Wakil Gubernur Jawa Timur Emil Dardak buka suara terkait terjeratnya tiga kepala daerahnya oleh Komisi Pemberantasan Korupsi (KPK) dalam setahun terakhir. Teranyar, KPK menjerat Bupati Tulungagung beberapa waktu lalu.
"Saya sangat prihatin dan ini perlu menjadi satu momentum untuk kita melakukan pembenahan lebih lanjut," kata Emil setelah mengisi Media Briefing Kementerian Keuangan di Nganjuk, Jawa Timur, Kamis (16/4).
Ia menilai, kasus ini menjadi alarm peringatan serius bagi pemerintah daerah untuk memperkuat sistem pengawasan internal agar kasus serupa tak terulang lagi.
Emil menegaskan pemprov Jatim juga memperketat monitoring terhadap sejumlah program.
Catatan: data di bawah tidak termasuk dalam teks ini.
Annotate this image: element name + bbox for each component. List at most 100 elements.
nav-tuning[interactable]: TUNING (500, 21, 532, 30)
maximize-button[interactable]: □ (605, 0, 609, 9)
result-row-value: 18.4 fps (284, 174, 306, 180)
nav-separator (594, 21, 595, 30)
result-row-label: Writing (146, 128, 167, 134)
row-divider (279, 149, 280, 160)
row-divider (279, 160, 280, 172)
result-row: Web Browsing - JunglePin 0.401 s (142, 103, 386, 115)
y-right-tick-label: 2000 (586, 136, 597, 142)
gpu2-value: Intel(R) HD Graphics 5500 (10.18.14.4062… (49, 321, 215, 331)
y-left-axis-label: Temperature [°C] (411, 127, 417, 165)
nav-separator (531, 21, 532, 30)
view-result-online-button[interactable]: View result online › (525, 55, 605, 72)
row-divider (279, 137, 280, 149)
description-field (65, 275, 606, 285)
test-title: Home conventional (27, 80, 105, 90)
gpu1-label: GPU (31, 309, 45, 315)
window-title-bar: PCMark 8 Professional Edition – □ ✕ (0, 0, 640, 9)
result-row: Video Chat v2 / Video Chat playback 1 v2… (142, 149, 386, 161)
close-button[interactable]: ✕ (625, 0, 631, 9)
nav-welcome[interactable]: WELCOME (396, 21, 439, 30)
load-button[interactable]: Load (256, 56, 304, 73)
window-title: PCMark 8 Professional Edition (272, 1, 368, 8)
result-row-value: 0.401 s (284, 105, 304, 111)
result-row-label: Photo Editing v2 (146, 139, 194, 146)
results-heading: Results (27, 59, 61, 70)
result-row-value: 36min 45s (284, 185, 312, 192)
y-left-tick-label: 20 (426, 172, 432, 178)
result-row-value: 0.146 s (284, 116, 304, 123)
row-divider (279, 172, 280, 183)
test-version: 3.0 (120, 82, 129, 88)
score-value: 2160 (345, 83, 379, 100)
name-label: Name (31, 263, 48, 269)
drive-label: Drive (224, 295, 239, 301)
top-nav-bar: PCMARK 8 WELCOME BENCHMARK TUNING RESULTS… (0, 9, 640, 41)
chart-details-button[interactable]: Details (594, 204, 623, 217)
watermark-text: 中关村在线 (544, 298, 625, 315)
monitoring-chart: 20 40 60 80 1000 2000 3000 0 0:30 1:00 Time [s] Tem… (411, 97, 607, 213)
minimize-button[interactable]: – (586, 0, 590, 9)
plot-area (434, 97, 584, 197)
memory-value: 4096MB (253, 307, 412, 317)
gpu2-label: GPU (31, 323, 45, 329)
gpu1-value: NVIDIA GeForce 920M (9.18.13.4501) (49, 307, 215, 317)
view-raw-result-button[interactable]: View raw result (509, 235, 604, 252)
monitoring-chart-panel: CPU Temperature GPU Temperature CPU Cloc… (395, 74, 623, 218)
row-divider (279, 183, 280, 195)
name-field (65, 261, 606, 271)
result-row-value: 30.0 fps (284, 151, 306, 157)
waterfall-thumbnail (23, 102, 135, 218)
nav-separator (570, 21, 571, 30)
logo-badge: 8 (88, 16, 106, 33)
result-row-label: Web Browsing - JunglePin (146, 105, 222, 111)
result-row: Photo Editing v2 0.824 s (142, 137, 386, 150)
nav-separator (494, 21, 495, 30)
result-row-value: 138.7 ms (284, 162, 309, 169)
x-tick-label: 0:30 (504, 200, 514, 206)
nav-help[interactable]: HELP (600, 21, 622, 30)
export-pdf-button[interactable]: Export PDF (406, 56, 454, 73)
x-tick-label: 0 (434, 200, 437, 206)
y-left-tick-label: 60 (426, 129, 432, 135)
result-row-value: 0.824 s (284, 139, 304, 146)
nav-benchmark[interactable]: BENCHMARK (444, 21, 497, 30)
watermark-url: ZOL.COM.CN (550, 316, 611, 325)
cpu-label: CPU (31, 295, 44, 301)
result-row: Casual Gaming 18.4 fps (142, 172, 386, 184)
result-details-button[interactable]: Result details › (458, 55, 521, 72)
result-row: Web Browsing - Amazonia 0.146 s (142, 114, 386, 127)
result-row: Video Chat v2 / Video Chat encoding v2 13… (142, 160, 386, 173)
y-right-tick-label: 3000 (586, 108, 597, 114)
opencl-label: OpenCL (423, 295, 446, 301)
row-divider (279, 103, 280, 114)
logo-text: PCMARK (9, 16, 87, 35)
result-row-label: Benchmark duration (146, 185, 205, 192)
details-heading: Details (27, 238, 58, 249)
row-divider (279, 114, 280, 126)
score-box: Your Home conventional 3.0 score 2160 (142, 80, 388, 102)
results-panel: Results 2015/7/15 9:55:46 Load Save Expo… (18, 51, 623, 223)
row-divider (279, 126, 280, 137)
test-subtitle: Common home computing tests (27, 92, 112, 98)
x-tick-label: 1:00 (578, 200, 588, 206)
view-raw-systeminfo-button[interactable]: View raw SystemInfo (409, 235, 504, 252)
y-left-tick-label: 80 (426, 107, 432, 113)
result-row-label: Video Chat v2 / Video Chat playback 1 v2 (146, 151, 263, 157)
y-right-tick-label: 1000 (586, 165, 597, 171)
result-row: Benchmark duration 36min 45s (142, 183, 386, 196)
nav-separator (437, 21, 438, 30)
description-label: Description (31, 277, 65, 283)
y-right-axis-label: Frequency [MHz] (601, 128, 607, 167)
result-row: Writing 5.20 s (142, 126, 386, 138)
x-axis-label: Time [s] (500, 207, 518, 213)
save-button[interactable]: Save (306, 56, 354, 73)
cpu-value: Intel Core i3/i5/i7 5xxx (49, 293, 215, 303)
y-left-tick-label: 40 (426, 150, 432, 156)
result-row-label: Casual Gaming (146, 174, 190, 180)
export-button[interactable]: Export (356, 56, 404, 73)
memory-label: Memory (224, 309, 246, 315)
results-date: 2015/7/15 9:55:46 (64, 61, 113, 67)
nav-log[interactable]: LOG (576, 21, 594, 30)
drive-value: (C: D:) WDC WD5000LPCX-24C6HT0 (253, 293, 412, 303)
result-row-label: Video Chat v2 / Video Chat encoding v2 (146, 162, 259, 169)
"Kami berusaha untuk melakukan upaya mitigasi risiko-risiko tata kelola yang tidak baik, misalnya dari sisi pengadaan barang dan jasa, penentuan jabatan, perencanaan anggaran, dan banyak sekali aspeknya," katanya.
Ia menjelaskan, pemerintah Kabupaten memiliki koordinasi dengan inspektorat provinsi serta pihak eksternal termasuk aparat penegak hukum, salah satunya KPK untuk melakukan pembenahan tersebut.